Un chiffre impressionnant pour une petite commune, qui s’explique par la présence d’une filière de recrutement très active. Cinq hommes sont jugés ce jeudi 5 avril à Paris dans ce dossier, mais la majorité des « djihadistes » de Lunel ne sont jamais rentrés.

Houssemedine, Alexandra, Raphaël, Abdelkarim… La plupart des protagonistes de cette histoire sont des fantômes. Quinze font toujours l’objet de mandats d’arrêt, présumés morts en Syrie pour au moins huit d’entre eux et toujours en vie là-bas pour les autres. Les premiers à partir avaient quitté Lunel en novembre 2013, puis les départs, entre amis ou en famille, s’étaient échelonnés jusqu’en décembre 2014.

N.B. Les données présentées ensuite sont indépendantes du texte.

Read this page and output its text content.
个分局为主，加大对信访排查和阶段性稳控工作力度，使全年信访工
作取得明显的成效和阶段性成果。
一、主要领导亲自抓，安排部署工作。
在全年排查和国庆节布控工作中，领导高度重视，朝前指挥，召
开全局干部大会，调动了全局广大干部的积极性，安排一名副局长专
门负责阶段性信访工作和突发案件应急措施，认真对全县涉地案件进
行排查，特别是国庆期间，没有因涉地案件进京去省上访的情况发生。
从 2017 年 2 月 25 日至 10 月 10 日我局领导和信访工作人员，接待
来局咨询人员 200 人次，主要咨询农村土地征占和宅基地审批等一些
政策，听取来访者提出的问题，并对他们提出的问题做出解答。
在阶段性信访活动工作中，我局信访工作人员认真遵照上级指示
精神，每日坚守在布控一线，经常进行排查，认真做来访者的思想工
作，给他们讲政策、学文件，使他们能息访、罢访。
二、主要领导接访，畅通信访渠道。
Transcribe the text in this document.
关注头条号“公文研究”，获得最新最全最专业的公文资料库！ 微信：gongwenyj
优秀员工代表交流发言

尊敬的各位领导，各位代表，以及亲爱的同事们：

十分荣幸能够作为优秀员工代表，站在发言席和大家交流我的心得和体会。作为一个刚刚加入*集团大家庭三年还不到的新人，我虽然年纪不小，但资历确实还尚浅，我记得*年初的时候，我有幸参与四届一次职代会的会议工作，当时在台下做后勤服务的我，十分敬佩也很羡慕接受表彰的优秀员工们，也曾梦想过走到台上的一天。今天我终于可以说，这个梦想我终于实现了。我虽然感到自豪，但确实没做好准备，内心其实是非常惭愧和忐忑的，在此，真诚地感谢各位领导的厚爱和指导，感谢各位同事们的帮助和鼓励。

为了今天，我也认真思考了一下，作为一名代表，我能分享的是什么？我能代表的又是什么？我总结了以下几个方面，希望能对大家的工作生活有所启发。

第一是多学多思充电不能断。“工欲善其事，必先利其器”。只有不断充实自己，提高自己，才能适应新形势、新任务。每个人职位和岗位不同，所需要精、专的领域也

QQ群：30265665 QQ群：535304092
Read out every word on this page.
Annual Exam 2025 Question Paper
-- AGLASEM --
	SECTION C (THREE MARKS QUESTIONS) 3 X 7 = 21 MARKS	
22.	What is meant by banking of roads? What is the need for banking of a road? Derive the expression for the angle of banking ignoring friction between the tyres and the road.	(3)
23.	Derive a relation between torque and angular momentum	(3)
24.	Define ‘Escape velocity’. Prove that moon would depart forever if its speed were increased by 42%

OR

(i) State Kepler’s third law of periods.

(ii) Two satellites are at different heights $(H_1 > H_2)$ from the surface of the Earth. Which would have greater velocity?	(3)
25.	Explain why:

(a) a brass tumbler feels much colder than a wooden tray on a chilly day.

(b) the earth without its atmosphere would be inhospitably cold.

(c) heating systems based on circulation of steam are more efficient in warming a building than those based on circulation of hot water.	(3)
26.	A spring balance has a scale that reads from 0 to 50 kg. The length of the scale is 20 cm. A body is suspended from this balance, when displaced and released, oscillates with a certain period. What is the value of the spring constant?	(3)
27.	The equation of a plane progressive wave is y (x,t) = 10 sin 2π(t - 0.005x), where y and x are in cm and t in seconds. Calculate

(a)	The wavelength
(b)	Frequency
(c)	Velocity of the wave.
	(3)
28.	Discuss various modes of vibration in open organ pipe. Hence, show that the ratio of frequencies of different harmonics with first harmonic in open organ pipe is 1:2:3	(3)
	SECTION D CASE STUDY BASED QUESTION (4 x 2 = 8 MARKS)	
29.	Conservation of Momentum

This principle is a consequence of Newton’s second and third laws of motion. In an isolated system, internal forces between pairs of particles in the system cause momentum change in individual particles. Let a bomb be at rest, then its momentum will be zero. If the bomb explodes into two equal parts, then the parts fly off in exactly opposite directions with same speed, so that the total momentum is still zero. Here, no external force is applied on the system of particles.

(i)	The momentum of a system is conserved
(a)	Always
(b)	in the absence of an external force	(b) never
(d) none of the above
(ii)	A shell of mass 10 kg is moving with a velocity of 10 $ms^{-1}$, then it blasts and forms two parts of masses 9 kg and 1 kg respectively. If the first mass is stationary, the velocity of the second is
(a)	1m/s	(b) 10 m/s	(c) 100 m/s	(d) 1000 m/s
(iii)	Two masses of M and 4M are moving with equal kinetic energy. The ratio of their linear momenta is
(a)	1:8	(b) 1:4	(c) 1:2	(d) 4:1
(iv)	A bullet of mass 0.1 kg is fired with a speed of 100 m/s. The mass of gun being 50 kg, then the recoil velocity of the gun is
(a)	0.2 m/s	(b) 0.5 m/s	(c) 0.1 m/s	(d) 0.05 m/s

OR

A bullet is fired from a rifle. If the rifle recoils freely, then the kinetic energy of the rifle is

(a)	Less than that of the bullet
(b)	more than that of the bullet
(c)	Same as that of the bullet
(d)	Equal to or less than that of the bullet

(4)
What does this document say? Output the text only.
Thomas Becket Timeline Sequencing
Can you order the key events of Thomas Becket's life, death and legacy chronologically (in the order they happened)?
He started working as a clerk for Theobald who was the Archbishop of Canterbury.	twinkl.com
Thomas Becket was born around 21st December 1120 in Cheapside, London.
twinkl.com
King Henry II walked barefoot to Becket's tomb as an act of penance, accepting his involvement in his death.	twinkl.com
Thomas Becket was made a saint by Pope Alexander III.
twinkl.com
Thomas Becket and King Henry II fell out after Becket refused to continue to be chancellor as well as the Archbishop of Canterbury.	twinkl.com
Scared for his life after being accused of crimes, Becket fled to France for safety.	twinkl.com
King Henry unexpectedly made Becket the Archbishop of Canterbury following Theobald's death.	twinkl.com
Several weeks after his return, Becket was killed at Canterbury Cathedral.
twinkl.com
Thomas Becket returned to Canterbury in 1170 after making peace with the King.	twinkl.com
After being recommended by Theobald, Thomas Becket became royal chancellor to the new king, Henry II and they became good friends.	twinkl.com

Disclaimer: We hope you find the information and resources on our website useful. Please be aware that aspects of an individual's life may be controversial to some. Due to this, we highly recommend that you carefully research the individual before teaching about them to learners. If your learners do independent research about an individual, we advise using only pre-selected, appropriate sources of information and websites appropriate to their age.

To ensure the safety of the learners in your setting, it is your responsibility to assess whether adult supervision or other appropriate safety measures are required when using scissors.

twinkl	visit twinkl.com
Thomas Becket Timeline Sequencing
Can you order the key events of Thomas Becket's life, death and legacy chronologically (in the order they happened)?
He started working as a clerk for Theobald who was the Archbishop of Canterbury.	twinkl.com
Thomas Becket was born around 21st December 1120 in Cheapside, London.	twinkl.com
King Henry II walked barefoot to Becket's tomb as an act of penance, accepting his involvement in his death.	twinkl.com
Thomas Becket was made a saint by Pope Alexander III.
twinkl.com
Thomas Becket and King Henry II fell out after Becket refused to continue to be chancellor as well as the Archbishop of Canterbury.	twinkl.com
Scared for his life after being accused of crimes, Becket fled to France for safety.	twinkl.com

Ces camarades nourris de propagande avaient d’abord rejoint le Jaysh Mohamed (« l’armée de Mahomet »), un groupe armé proche du Front Al-Nosra, alors allié à Al-Qaïda. Puis l’organisation Etat islamique (EI). Au total, une vingtaine de Lunellois s’étaient retrouvés en Syrie : l’une des vagues de départs les plus importantes de France, à l’échelle de cette commune de 26.000 habitants, minée par le chômage.

Un laboratoire du djihadisme

De quoi faire de ce groupe de Lunel – petite ville jusqu’alors davantage connue pour son muscat et ses manades – un laboratoire du djihadisme à la française. Agés de 29 à 47 ans, les cinq hommes jugés à partir de jeudi pour association de malfaiteurs terroriste par le tribunal correctionnel avaient été interpellés fin janvier 2015.

Seuls deux sont accusés d’être partis en Syrie : Adil Barki et Ali Abdoumi. Barki, 39 ans, n’avait passé que quelques semaines au Jaysh Mohamed, où il aurait été cantonné aux tâches ménagères en raison de violentes crises de panique. Abdoumi, qui à 47 ans fait figure d’ancien et se dit non musulman, a nié pendant l’enquête être parti en Syrie.

Les trois autres prévenus, Hamza Mosli, lui aussi détenu, et Jawad S. et Saad B., n’ont pas quitté Lunel. Mosli, dont deux frères ont été tués en Syrie, est considéré par l’accusation comme « un personnage central » dans le groupe, soupçonné d’avoir joué un rôle de relais avec la Syrie. Devant les enquêteurs, il a contesté toute activité de recruteur.

Des « assises religieuses »

Jawad S. est accusé d’avoir incité au djihad en animant des « assises religieuses » en ville. Quant à Saad B., dont le frère Abdelkarim, premier à quitter Lunel, a lui aussi été tué, il est soupçonné d’avoir convoyé sa belle-sœur à l’aéroport et de lui avoir transmis 190 euros – il sera aussi jugé pour financement du terrorisme, comme Mosli. Des poursuites « étriquées », selon son conseil Joseph Hazan.

Les prévenus « portent en eux l’identification de ce qui s’est passé dans cette ville, qui a été l’illustration de la déflagration djihadiste dans des contrées qu’on ne soupçonnait pas », déplore l’avocat.

Il régnait en ville à l’époque « une ambiance un peu djihad », une surenchère entre jeunes, « à celui qui ne parle que de ça », avait rapporté Jawad S. aux enquêteurs.

« Lunel, c’est la ville de France la mieux représentée au sein de l’Etat islamique! », se réjouissait Mosli, placé sur écoute, fin 2014.

Le spectre des « absents »

Une enquête pour des faits passibles de la cour d’assises se poursuit autour de l’un des principaux recruteurs français, Mourad Fares. Trois volets en ont été disjoints, selon une source judiciaire : celui concernant ces cinq Lunellois, et des dossiers strasbourgeois et francilien.

Fares – dont le lien avec Lunel est ténu, par le biais de contacts d’un de ses proches avec Hamza Mosli – est mis en examen et écroué dans cette procédure. Elle ne concerne, à part lui, plus que les absents, ces quinze Lunellois recherchés, selon la source.

Parmi ces absents : Abdelilah Himich, ancien légionnaire, considéré par Washington comme « une figure des opérations extérieures de l’EI ». Mais aussi Yassine S., l’un des derniers à avoir quitté Lunel. Dans un reportage de France 2 diffusé en janvier, détenu par les Kurdes syriens, il disait vouloir « rentrer chez (lui) et oublier ».